At a time when the authorities had no direct control over the domestic rate of interest or the other inducements to home investment, measures to increase the favourable balance of trade were the only direct means at their disposal for increasing foreign investment; and, at the same time, the effect of a favourable balance of trade on the influx of the precious metals was their only indirect means of reducing the domestic rate of interest and so increasing the inducement to home investment.

In short, periods of high investment are what we know as booms. Periods of low investment are what we know of as recessions. In an absolute lassiez-faire economy the only systematic lever on investment is the balance of trade. Sensible people, therefore, are highly keen on seeing a sustained and preferably growing trade surplus and deathly afraid of a trade deficit.

Why are things different now? Because our economy isn’t even close to laissez-faire.  There are many ways in which this is true and most of them have a direct bearing on the economics of trade balances. The most powerful though, is that the U.S. has a fiat currency.

In the past, the money supply is most countries was determined by the flow of gold, silver, or some other precious commodity. Trade was settled in that commodity and so surplus’s meant inflows of the precious commodity that were the equivalent of expansionary monetary policy. Trade deficits meant outflows of the precious commodity and were the equivalent of contractionary monetary policy.

Now, however, we have a technology known as the printing press which allows us to produce virtually unlimited quantities of money at no cost.
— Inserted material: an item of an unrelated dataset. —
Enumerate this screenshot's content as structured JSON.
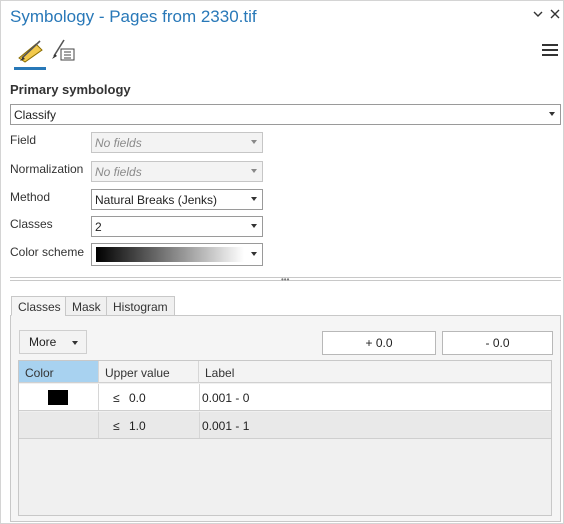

When we buy goods from China we do indeed send them dollars in return and they often keep those dollars as reserves. This contracts the U.S. money supply, but it’s no problem, because the Federal Reserve prints more dollars to make up the difference. Indeed, because of the way the Fed currently implements monetary policy, there is always a huge pile of surplus dollars ready in case any event – like, say, a financial crisis – sucks money out of the economy.